Stéréocils artificiels basés sur des nanotubes de carbones

Genève Ingénierie et Architecture

Flavio Noca, professeur de mécanique des fluides à la Haute Ecole du Paysage, d’Ingénierie, et d’Architecture à Genève, se prépare à développer des champs de brindilles nanométriques pour mesurer des micro-vents, dans le cadre d'un projet soutenu par le programme SPARK du FNS.

Champs de brindilles nanométriques

Il y a vingt ans, alors chercheur au Jet Propulsion Laboratory (JPL) de la NASA, Flavio Noca avait appris à faire pousser des nanotubes de carbone comme des épis de blé dans un champ. Un nanotube de carbone est un peu comme une paille de boisson, d’un diamètre de quelques nanomètres et de plusieurs micromètres de long.

Le professeur Noca avait imaginé que ces champs de nanotubes pouvaient être utilisés comme anémomètres, par analogie avec la flexion de brindilles dans un champ de blé pendant une journée venteuse. La difficulté résidait dans la détection de cette flexion. Il est bien connu que les nanotubes de carbones ne sont pas piézoélectriques, contrairement au quartz, lequel développe une polarisation électrique quand on le déforme.
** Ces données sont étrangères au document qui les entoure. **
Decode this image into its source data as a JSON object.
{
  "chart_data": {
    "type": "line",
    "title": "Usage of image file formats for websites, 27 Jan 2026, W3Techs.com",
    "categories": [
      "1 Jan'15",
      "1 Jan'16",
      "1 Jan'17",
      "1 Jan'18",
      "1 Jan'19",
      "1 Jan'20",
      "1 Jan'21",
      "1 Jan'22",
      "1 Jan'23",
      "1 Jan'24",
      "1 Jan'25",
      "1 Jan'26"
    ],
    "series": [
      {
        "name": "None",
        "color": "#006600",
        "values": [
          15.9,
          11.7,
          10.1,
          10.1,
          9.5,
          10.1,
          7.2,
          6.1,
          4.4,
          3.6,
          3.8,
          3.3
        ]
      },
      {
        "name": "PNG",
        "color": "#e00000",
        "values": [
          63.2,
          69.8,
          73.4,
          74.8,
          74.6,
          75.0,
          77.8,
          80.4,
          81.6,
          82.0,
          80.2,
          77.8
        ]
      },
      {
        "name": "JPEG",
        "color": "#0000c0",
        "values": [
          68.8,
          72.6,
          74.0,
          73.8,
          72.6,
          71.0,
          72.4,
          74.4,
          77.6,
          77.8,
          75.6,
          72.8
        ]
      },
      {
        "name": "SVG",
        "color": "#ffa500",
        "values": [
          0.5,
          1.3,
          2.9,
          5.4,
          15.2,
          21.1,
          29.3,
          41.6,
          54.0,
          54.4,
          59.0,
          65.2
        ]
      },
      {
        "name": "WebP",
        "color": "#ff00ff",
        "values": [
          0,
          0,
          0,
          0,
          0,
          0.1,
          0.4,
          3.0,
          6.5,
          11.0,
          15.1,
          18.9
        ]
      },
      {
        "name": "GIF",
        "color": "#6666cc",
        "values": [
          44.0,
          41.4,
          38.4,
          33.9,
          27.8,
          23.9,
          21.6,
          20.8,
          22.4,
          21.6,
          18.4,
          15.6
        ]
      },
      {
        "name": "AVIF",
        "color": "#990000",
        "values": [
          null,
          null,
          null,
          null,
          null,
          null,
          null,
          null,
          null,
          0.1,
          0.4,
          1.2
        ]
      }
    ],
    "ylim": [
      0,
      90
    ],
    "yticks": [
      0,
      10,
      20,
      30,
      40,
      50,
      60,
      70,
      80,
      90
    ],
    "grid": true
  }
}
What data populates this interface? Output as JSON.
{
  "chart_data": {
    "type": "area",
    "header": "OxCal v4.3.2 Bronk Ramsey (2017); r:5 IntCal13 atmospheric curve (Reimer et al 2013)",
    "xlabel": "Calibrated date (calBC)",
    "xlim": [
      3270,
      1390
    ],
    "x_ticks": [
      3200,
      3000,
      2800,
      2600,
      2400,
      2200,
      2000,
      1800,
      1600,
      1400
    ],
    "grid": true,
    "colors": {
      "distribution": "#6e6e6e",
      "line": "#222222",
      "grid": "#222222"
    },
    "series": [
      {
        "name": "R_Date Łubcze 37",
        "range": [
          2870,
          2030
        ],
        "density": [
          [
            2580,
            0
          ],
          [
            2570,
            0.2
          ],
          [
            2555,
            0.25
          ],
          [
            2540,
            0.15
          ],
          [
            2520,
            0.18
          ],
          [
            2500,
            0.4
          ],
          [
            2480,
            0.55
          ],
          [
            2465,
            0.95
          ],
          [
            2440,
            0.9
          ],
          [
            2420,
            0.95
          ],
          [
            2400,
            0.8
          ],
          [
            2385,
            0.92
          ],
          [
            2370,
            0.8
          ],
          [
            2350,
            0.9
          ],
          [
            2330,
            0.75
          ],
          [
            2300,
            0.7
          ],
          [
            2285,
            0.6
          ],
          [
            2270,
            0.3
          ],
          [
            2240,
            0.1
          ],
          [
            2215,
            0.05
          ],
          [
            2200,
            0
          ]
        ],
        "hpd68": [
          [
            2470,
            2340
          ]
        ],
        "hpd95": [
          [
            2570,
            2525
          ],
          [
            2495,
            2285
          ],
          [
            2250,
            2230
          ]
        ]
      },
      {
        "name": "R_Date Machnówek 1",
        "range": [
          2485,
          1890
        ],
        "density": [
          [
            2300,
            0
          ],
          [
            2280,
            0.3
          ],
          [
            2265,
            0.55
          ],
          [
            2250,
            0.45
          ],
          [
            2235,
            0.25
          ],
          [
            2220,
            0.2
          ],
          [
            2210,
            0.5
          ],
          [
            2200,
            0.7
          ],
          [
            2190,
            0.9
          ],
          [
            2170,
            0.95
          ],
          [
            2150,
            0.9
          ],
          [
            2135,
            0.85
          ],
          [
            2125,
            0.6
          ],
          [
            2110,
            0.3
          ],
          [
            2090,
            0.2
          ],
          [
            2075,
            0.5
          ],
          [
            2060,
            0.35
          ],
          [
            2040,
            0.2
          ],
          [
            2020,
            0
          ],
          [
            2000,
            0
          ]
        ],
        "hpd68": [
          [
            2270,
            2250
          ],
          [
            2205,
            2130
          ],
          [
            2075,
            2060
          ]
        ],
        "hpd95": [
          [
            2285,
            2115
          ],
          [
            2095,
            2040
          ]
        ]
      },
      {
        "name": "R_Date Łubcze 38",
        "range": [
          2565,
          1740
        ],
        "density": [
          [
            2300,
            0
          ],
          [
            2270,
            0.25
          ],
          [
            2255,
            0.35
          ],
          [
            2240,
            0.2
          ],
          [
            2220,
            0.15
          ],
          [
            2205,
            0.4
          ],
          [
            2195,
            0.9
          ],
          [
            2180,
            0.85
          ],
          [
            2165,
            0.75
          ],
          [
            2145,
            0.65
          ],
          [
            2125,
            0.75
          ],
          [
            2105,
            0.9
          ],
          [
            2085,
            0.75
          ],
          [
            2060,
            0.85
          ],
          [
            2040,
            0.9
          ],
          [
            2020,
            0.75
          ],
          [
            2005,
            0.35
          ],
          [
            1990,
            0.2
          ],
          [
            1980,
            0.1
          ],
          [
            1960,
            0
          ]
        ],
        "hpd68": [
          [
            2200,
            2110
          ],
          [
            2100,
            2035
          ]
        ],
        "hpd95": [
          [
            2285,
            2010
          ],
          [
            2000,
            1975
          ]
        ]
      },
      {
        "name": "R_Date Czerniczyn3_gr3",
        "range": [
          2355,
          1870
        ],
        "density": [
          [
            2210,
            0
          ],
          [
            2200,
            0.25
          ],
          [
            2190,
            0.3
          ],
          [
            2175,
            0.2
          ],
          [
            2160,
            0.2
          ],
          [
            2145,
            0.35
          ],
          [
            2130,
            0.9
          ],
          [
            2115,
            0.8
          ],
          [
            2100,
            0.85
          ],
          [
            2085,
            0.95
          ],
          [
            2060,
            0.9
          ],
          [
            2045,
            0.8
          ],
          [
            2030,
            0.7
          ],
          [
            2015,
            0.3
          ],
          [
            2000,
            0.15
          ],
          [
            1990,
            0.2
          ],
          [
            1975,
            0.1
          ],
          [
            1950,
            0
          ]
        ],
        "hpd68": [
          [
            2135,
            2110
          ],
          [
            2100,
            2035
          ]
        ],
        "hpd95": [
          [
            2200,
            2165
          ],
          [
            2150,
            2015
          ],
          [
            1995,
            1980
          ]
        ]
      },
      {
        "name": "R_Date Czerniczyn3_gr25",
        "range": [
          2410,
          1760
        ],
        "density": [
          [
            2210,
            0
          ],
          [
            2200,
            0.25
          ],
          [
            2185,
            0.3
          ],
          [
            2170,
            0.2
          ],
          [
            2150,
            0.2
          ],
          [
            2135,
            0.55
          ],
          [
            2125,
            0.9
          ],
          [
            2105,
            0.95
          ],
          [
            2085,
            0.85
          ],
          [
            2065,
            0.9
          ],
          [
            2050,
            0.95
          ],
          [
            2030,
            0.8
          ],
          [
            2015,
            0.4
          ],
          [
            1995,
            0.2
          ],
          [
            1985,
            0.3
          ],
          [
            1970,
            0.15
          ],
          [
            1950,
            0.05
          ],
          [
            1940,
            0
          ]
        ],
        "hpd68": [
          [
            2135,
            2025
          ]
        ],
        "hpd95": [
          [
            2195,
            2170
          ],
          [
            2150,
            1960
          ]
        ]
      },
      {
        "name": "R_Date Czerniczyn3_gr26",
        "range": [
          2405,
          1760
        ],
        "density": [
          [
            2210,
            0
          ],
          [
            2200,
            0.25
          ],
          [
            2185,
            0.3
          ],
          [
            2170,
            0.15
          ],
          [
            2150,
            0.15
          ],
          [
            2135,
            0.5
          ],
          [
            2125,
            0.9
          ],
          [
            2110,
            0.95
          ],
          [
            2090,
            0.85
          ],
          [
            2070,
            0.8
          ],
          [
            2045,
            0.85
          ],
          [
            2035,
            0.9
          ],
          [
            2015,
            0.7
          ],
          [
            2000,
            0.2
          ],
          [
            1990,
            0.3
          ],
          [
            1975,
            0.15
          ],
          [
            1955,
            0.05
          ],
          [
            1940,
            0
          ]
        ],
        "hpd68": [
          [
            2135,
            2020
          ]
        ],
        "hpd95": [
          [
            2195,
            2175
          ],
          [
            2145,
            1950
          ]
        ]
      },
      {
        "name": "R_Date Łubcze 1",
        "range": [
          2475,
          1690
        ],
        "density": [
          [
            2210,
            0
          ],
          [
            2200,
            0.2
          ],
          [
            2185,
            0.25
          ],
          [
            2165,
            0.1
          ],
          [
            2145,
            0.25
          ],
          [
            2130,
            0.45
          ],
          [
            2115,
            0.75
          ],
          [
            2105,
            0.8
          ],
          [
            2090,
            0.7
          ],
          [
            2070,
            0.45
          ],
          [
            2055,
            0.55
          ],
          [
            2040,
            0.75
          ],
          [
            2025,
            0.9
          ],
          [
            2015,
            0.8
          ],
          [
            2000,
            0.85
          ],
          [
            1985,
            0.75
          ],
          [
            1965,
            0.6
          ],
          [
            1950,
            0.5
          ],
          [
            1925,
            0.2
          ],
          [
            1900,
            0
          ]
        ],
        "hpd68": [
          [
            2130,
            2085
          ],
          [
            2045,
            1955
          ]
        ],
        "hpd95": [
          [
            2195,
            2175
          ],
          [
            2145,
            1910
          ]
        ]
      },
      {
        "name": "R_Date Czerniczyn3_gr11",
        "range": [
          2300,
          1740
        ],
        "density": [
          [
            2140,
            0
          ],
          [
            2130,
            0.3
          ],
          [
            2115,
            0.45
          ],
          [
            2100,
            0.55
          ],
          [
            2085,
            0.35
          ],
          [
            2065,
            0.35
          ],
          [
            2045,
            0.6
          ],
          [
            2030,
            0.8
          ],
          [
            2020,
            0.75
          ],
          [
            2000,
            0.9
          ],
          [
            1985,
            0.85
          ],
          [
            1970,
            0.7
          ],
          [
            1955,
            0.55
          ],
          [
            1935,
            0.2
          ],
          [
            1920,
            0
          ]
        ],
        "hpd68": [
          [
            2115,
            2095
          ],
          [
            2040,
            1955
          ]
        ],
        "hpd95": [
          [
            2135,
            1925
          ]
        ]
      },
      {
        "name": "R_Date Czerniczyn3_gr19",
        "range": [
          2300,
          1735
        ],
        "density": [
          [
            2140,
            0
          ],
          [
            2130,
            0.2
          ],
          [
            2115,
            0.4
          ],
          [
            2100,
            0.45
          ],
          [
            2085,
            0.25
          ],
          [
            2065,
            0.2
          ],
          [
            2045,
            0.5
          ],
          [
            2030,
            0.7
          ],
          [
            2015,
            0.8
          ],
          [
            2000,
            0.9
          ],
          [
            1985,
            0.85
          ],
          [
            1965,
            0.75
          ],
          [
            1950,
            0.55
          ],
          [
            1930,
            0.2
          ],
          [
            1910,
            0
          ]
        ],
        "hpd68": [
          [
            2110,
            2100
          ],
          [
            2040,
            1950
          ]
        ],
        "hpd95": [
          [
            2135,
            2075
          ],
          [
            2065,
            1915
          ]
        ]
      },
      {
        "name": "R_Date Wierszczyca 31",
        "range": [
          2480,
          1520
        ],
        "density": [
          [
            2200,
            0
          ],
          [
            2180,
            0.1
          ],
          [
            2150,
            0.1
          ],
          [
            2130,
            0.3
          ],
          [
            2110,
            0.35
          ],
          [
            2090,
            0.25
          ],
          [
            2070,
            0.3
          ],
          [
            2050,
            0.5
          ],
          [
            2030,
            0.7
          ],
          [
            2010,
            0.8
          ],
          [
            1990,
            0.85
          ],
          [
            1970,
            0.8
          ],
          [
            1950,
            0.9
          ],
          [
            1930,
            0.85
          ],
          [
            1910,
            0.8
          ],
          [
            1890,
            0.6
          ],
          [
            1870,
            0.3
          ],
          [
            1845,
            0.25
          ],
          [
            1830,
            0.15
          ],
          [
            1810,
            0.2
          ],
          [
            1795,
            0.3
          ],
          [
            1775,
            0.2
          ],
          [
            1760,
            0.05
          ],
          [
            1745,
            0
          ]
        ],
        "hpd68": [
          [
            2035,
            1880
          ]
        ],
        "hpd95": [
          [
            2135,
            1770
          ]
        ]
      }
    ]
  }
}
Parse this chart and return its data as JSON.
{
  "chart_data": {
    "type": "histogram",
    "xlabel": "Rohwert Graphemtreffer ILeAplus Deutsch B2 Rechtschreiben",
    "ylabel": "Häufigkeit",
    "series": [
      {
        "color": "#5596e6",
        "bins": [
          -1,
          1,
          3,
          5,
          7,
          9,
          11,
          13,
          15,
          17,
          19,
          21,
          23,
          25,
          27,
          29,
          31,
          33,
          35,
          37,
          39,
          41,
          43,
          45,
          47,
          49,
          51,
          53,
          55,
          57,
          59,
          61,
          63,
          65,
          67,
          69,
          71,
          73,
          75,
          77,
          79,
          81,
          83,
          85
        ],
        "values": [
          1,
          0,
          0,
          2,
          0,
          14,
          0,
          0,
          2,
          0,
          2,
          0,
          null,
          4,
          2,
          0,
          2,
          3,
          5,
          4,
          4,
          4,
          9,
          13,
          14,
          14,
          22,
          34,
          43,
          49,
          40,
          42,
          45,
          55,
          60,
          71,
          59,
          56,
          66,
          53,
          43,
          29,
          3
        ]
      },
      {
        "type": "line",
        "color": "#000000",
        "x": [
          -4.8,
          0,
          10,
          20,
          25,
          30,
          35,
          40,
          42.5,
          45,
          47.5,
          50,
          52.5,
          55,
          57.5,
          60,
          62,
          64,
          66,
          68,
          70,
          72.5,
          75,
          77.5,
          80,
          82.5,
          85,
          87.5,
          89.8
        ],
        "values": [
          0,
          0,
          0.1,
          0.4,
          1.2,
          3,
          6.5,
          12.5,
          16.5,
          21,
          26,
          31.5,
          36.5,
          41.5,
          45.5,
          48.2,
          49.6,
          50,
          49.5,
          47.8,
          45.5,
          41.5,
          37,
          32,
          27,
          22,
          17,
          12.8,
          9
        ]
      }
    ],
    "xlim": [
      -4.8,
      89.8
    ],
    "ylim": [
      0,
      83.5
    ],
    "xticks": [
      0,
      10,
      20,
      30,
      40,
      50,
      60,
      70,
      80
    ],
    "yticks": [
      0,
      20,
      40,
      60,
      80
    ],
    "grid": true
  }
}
De nouveaux phénomènes, comme la flexoélectricité et la piézoélectricité de surface, sont venus moduler cette affirmation. À la lumière de ces découvertes récentes, il semble probable que la flexion des nanotubes puisse générer une charge locale et des variations du potentiel de surface.

Le succès de ce projet permettra la détection de flux biologiques à l'échelle micrométrique, comme les stéréocils au sein de l’oreille interne qui permettent de détecter les faibles écoulements associés aux ondes sonores frappant le tympan.